Tampa Bay Buccaneers
If the NFL gave an award for Most Improved Offensive Line in '07, it would go to the Bucs. This is the outcome of good planning, as the team spent the last several years focusing on upgrading this unit. The Bucs boast two excellent young guards in Arron Sears and Davin Joseph, both of whose career paths are on an upward trajectory. They will be teamed up with Tampa's big off season acquisition, C Jeff Faine. Getting Faine was a double bonus for the Bucs, as they weakened the line of division rival New Orleans and nicely upgraded their own. Faine will strengthen what was already a formidable interior line, allowing them to grind out the tough yards up the middle. The Bucs are not as solid on the perimeter, but they're not bad either. LT is where the action is, with Luke Petitgout coming back from an ACL injury to try to regain his job from former practice squad player Donald Penn, who was respectable in relief from Week 4 onwards. One thing to look out for is the Bucs penchant to allow sacks, but that is partially a function of QB Jeff Garcia's free-form style of play.
Kansas City Chiefs
Any conversation regarding the Chiefs' O-line automatically turns toward Willie Roaf and Will Shields, two guys who are retired and Hall of Fame bound, which does not bode well for the current roster. Let's get it out of the way up front: the Chiefs have the worst line in the NFL ... by a large margin.
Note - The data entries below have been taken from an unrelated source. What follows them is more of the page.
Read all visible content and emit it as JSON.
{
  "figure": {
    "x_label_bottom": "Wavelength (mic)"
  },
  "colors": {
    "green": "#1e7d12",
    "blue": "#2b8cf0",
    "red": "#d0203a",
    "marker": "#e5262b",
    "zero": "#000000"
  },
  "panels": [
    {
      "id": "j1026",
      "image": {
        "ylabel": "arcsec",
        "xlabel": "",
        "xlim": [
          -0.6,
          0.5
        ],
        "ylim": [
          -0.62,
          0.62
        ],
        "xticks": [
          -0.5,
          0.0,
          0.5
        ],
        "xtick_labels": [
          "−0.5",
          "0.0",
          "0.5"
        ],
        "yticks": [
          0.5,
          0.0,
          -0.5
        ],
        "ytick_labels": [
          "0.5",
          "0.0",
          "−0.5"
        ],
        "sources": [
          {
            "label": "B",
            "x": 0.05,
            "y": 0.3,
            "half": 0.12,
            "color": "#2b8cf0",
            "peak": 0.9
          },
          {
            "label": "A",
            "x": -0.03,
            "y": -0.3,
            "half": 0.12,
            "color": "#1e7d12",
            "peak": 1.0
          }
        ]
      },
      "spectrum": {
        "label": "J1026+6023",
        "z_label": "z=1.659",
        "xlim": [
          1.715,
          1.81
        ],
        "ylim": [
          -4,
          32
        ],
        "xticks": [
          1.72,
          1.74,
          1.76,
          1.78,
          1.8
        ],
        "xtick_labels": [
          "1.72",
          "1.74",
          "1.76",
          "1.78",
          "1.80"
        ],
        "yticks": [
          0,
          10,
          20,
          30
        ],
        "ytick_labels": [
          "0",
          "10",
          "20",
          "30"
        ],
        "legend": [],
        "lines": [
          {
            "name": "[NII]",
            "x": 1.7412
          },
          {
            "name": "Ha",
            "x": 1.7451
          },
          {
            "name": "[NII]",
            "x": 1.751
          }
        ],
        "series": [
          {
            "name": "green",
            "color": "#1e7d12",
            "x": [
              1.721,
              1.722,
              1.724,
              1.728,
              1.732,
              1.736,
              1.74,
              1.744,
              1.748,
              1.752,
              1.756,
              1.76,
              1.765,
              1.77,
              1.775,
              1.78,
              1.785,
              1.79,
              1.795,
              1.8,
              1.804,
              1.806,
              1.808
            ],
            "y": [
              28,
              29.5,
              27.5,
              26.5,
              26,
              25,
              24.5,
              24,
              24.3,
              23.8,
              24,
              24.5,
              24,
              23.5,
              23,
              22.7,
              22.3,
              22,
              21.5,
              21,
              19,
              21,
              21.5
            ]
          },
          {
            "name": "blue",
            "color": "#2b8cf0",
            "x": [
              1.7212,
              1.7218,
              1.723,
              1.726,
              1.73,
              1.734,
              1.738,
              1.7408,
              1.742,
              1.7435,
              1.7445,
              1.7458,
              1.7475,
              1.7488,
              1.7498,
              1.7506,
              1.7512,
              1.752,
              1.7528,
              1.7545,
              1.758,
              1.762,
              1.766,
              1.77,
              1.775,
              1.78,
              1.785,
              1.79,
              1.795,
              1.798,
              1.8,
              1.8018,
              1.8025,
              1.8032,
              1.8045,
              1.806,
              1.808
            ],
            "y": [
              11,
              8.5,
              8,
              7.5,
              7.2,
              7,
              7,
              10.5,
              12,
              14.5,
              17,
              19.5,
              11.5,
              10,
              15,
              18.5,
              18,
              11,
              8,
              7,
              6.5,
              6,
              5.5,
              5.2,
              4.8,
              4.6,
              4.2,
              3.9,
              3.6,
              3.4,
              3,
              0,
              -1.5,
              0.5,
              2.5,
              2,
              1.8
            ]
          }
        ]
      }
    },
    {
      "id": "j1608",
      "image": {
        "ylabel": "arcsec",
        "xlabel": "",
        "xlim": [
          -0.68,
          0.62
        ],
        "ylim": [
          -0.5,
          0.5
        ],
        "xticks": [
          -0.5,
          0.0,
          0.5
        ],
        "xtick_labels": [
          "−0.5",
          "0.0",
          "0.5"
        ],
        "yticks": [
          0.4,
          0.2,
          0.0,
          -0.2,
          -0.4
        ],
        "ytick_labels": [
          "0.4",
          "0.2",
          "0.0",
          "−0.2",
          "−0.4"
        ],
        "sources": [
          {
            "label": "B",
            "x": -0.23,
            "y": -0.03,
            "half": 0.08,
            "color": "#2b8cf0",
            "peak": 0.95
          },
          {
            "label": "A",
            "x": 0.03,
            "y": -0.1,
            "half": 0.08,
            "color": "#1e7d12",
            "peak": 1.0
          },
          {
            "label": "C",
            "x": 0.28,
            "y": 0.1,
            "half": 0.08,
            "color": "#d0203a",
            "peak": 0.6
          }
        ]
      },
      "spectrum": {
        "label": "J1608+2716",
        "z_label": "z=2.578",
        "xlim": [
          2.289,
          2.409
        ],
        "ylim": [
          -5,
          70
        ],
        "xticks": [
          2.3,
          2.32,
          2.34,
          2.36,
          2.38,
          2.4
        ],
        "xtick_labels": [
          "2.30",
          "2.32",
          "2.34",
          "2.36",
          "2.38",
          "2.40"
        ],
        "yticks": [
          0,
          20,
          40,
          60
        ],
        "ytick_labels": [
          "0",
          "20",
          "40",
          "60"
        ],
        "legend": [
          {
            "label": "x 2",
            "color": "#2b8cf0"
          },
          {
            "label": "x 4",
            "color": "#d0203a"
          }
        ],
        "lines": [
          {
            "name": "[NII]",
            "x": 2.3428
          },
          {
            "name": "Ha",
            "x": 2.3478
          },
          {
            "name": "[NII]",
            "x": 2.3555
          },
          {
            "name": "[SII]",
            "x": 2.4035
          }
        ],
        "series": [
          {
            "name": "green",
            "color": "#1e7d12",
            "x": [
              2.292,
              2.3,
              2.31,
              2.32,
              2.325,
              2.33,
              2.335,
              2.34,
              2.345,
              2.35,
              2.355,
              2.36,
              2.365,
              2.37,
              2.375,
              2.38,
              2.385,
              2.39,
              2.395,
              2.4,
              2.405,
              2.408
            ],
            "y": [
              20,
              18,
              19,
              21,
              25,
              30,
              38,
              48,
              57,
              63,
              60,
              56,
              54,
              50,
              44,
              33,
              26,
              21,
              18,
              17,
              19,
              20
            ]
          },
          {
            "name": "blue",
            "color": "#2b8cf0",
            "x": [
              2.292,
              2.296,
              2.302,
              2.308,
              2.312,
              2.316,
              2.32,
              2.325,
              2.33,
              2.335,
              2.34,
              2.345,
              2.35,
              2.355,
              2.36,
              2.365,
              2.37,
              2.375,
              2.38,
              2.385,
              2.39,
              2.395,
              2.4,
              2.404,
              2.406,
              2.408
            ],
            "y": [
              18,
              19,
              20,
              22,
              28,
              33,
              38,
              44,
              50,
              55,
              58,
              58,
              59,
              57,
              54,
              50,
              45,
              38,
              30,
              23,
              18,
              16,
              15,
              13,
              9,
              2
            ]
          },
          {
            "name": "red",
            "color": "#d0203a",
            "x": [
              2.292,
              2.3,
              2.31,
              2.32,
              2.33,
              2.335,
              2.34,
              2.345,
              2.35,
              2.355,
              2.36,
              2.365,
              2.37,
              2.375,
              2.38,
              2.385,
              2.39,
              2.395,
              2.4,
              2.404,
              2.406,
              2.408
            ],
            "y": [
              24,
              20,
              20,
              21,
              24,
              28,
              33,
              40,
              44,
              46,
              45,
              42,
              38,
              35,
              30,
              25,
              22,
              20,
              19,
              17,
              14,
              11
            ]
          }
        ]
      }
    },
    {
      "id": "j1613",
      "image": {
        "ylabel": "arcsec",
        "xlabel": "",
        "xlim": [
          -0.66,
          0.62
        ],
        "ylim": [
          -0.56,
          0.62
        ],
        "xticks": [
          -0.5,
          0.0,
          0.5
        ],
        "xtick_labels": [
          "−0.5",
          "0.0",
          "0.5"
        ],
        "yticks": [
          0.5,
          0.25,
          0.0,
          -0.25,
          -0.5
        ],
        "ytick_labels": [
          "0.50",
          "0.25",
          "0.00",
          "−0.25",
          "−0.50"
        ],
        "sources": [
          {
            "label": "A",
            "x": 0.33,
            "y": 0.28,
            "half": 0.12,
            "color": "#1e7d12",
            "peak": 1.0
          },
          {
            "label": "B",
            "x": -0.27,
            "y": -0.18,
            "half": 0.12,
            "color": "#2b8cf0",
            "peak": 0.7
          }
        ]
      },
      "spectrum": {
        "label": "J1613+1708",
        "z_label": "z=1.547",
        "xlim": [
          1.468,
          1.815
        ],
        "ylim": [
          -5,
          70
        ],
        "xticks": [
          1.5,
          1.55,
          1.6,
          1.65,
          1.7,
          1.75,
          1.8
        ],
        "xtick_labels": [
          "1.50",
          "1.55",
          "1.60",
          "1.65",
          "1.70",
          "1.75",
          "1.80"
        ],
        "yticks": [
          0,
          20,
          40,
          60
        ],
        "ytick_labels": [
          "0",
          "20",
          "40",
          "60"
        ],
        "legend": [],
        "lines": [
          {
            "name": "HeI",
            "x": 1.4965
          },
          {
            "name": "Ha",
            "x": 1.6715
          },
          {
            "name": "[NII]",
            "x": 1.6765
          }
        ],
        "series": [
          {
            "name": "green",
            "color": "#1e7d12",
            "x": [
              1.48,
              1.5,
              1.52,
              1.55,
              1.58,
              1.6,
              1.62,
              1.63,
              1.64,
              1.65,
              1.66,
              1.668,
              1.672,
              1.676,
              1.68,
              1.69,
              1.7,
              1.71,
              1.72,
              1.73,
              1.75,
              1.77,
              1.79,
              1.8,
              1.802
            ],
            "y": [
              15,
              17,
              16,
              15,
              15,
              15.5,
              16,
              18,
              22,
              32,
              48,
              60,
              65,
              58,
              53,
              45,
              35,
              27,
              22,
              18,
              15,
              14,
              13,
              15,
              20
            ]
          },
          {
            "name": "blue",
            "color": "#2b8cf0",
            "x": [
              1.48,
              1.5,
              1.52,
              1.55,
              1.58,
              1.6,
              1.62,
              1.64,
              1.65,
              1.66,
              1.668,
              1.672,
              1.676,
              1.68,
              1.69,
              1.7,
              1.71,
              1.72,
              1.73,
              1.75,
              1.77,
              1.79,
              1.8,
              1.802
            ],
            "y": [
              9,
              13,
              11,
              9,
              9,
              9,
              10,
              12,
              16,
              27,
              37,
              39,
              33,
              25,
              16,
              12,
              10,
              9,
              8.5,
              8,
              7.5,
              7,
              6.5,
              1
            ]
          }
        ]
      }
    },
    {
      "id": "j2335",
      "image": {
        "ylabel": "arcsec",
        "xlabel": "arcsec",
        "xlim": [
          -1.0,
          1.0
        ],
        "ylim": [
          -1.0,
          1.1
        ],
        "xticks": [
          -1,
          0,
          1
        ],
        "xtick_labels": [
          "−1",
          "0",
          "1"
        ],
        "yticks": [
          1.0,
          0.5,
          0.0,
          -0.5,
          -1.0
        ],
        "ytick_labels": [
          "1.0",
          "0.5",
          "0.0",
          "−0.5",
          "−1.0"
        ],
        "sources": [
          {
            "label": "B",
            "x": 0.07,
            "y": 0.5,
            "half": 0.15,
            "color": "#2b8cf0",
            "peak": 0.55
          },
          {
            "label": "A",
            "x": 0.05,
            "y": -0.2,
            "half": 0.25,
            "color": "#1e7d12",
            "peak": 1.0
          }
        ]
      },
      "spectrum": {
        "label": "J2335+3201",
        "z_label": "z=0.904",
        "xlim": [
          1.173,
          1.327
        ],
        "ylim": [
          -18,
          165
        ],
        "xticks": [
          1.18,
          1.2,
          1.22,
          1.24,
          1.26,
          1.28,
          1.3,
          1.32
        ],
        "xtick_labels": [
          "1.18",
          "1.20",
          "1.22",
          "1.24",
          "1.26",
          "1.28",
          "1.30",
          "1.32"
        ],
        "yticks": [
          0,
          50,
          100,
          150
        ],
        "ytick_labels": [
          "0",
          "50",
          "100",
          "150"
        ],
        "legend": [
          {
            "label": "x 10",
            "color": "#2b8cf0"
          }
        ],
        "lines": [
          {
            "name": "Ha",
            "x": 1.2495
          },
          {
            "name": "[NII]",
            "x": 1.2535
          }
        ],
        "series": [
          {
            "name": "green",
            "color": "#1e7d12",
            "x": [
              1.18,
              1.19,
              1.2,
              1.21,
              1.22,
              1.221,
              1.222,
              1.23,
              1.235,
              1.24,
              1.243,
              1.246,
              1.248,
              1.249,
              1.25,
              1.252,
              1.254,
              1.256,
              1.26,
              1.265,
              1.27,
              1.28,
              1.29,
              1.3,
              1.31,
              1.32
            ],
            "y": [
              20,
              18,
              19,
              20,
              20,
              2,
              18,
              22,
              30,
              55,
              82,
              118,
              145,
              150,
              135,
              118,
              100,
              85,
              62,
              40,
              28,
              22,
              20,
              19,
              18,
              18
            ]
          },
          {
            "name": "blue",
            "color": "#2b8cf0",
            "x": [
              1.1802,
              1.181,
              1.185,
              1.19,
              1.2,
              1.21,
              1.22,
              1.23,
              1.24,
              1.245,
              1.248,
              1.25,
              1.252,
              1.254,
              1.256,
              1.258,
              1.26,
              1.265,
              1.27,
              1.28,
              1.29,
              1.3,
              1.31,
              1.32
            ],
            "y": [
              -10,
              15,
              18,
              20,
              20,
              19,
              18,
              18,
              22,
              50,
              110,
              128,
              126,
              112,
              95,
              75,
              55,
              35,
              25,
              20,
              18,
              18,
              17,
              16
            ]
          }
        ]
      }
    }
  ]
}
These guys can't pass block, they can't run block, heck, they're about as effective as the armless blockers from electric football. LG Brian Waters is the only guy on the line who is worth his salt, and he is in his thirties and on the down side of a respectable career. LT Damion McIntosh couldn't cut it with the lowly Dolphins, and he won't be doing much better in K.C. The Chiefs had better hope that their second first round pick, G/T Branden Albert, is worth what they gave up for him, because it was a lot. Sack masters like Jared Allen don't grow on trees. In fantasy terms, Larry Johnson gets a big downgrade running behind this bunch of stiffs. The only silver lining is that these guys won't exactly be going up against a murderer's row of defenses in the AFC West. Still, bad is bad, and the Chiefs' O-line will find new and exciting ways to get their skill players mauled in '08.